Depuis 2017, les Banyamulenge vivent un enfer dans les Hauts-Plateaux : population massacrée, villages incendiés, bétail pillé, populations déplacées, et une destruction systématique orchestrée souvent sous le regard complice des FARDC. Pourtant, Kamanzi Kibibi n’a jamais levé la voix pour dénoncer ces exactions.

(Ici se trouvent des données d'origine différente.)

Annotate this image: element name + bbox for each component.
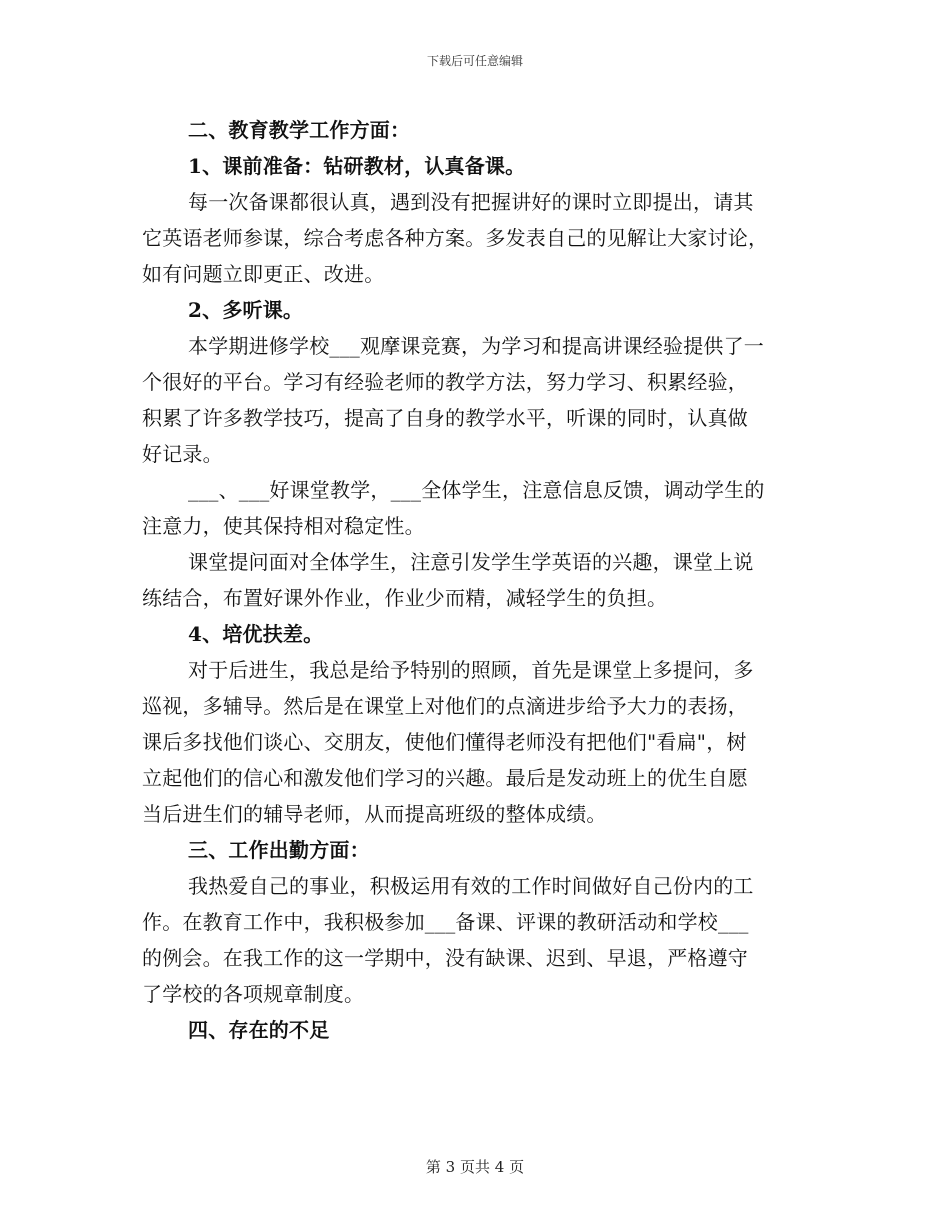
paragraph-line: 每一次备课都很认真，遇到没有把握讲好的课时立即提出，请其 (188, 190, 754, 214)
subheading-observe-lessons: 2、多听课。 (188, 298, 304, 322)
section-heading-attendance: 三、工作出勤方面： (188, 838, 370, 862)
subheading-support-students: 4、培优扶差。 (188, 622, 324, 646)
paragraph-line: 本学期进修学校___观摩课竞赛，为学习和提高讲课经验提供了一 (188, 334, 764, 358)
section-heading-shortcomings: 四、存在的不足 (188, 1018, 330, 1042)
paragraph-line: 练结合，布置好课外作业，作业少而精，减轻学生的负担。 (142, 586, 668, 610)
paragraph-line: 巡视，多辅导。然后是在课堂上对他们的点滴进步给予大力的表扬， (142, 694, 748, 718)
paragraph-line: 它英语老师参谋，综合考虑各种方案。多发表自己的见解让大家讨论， (142, 226, 769, 250)
paragraph-line: 对于后进生，我总是给予特别的照顾，首先是课堂上多提问，多 (188, 658, 754, 682)
paragraph-line: 注意力，使其保持相对稳定性。 (142, 514, 425, 538)
paragraph-line: 当后进生们的辅导老师，从而提高班级的整体成绩。 (142, 802, 607, 826)
page-header-note: 下载后可任意编辑 (426, 54, 523, 68)
document-body (142, 112, 810, 1048)
paragraph-line: 立起他们的信心和激发他们学习的兴趣。最后是发动班上的优生自愿 (142, 766, 748, 790)
paragraph-line: 如有问题立即更正、改进。 (142, 262, 385, 286)
paragraph-line: 的例会。在我工作的这一学期中，没有缺课、迟到、早退，严格遵守 (142, 946, 748, 970)
subheading-lesson-prep: 1、课前准备：钻研教材，认真备课。 (188, 154, 526, 178)
paragraph-line: 课堂提问面对全体学生，注意引发学生学英语的兴趣，课堂上说 (188, 550, 754, 574)
section-heading-teaching: 二、教育教学工作方面： (188, 118, 411, 142)
paragraph-line: 作。在教育工作中，我积极参加___备课、评课的教研活动和学校___ (142, 910, 749, 934)
paragraph-line: 个很好的平台。学习有经验老师的教学方法，努力学习、积累经验， (142, 370, 748, 394)
paragraph-line: 课后多找他们谈心、交朋友，使他们懂得老师没有把他们"看扁"，树 (142, 730, 747, 754)
page-number: 第 3 页共 4 页 (425, 1158, 525, 1176)
paragraph-line: 积累了许多教学技巧，提高了自身的教学水平，听课的同时，认真做 (142, 406, 748, 430)
paragraph-line: ___、___好课堂教学，___全体学生，注意信息反馈，调动学生的 (188, 478, 765, 502)
paragraph-line: 了学校的各项规章制度。 (142, 982, 365, 1006)
paragraph-line: 我热爱自己的事业，积极运用有效的工作时间做好自己份内的工 (188, 874, 754, 898)
paragraph-line: 好记录。 (142, 442, 223, 466)
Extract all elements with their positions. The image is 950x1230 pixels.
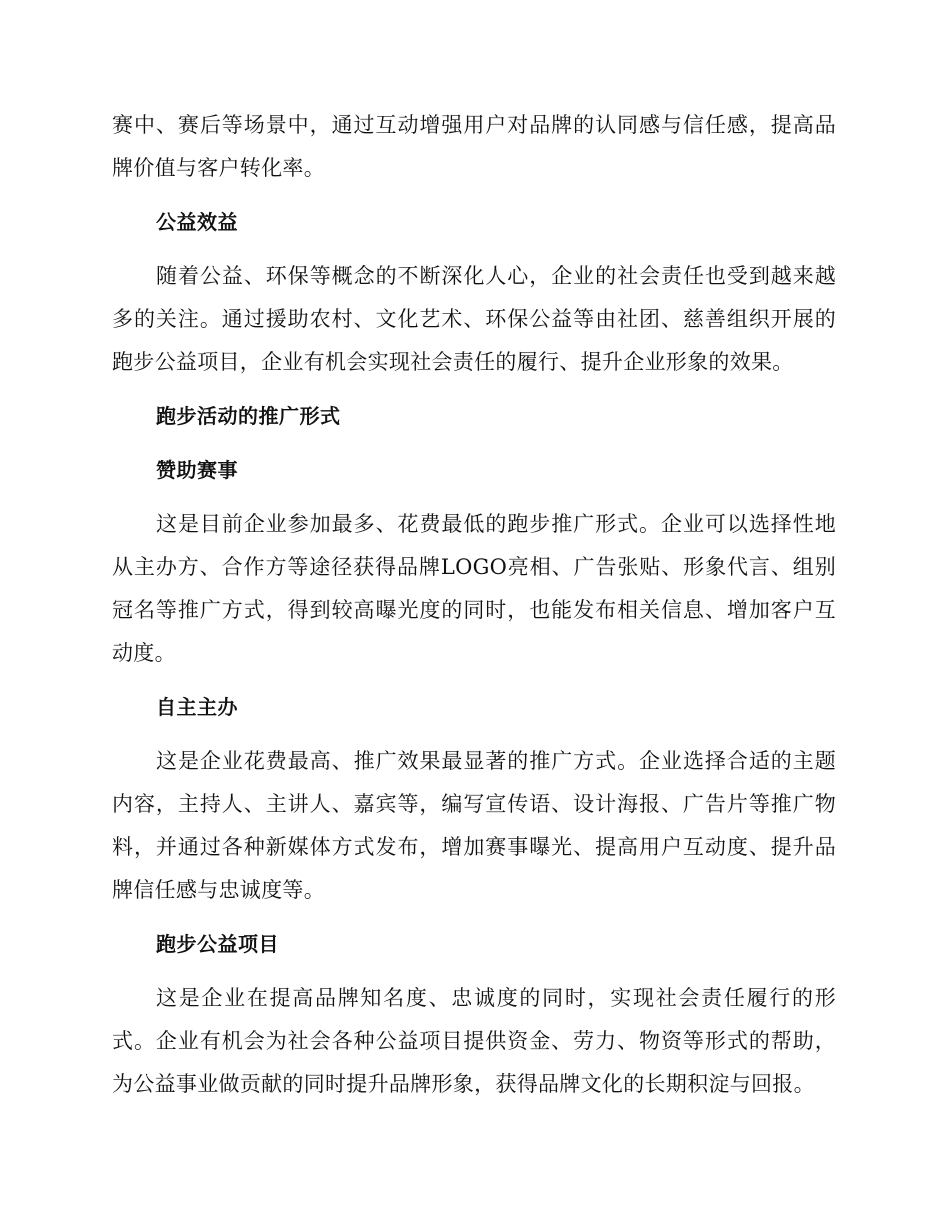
self-hosted-paragraph: 这是企业花费最高、推广效果最显著的推广方式。企业选择合适的主题内容，主持人、主讲人、嘉宾等，编写宣传语、设计海报、广告片等推广物料，并通过各种新媒体方式发布，增加赛事曝光、提高用户互动度、提升品牌信任感与忠诚度等。 <box>112 749 836 902</box>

Pourquoi ce silence ? Était-il dicté par la peur, la complaisance, ou par un calcul politique visant à préserver ses intérêts personnels ?
Son absence de dénonciation contraste cruellement avec les souffrances endurées par sa communauté. Au lieu de s’attaquer aux véritables auteurs des violences – des coalitions de groupes armés soutenues par des éléments des FARDC –, il choisit de diriger ses critiques vers Twirwaneho, une structure créée par nécessité pour défendre les Banyamulenge contre l’extermination.
Les déclarations de Kamanzi interviennent toujours dans un contexte où la communauté Banyamulenge est déjà à bout de souffle, et où Twirwaneho représente l’un des rares remparts face à l’anéantissement total. Critiquer ce groupe d’autodéfense sans offrir d’alternative concrète revient à fragiliser encore davantage une population assiégée.
Pire encore, son intervention semble complètement hors sujet. Au lieu de reconnaître le rôle de Twirwaneho dans la survie des Banyamulenge, il s’attaque à eux comme s’il ignorait les véritables enjeux du conflit. Une telle posture ne peut qu’alimenter les soupçons sur ses motivations réelles.
Plusieurs hypothèses peuvent expliquer cette prise de position. S’agit-il d’un calcul politique ou perte de repères ?
1· Un calcul politique : Kamanzi pourrait espérer regagner les faveurs du régime en place ou des FARDC en sacrifiant symboliquement sa propre communauté. Ce genre de démarche n’est pas inédit dans les cercles politiques congolais, où certains acteurs choisissent le camp du pouvoir au détriment de leur peuple.
2. Une déconnexion totale des réalités : Il est possible que Kamanzi, éloigné des souffrances quotidiennes des Banyamulenge, ait perdu de vue les priorités de sa communauté.
3· Une pression externe : Ses déclarations pourraient être le fruit d’une influence visant à diviser encore davantage la communauté Banyamulenge, une tactique couramment utilisée par Akagara dont il fait partie, pour affaiblir l’autodéfense.
Quelles que soient ses motivations, le comportement de Kamanzi est non seulement absurde, mais aussi dangereux. En critiquant Twirwaneho, il renforce les discours qui diabolisent les Banyamulenge et justifient les attaques contre eux. En agissant ainsi, il trahit les attentes de sa communauté, qui aurait espéré trouver en lui un défenseur plutôt qu’un accusateur.
Kamanzi Kibibi devrait prendre le temps de réfléchir à l’impact de ses paroles. La communauté Banyamulenge a besoin de solidarité et de soutien, pas de divisions internes alimentées par des déclarations malavisées. La survie des Banyamulenge dépend de leur unité face à des forces bien plus puissantes et organisées.
Si Kamanzi souhaite réellement contribuer à la paix et à la sécurité, il devrait commencer par dénoncer les véritables responsables de la crise : les coalitions armées, les FARDC complices, et l’inaction du gouvernement congolais face aux discriminations et à l’exclusion. Toute autre démarche, comme celle qu’il vient d’adopter, ne fait que jeter de l’huile sur le feu et affaiblir une communauté déjà en danger.
En ces temps critiques, il est crucial de privilégier l’unité et de reconnaître le rôle indispensable des structures comme Twirwaneho, qui se battent pour la survie d’un peuple abandonné par les institutions censées le protéger.
Conclusion
La solution ne viendra pas d’un entêtement aveugle ni d’une simple mobilisation logistique. Elle nécessite une remise en question profonde de la gouvernance, une reconnaissance des causes identitaires du conflit et un véritable engagement pour la paix et la réconciliation. Pour l’instant, la RDC semble loin de cette réalité. Tant que les autorités continueront à fuir leurs responsabilités et à ignorer les racines du problème, la crise à l’Est restera un casse-tête insoluble.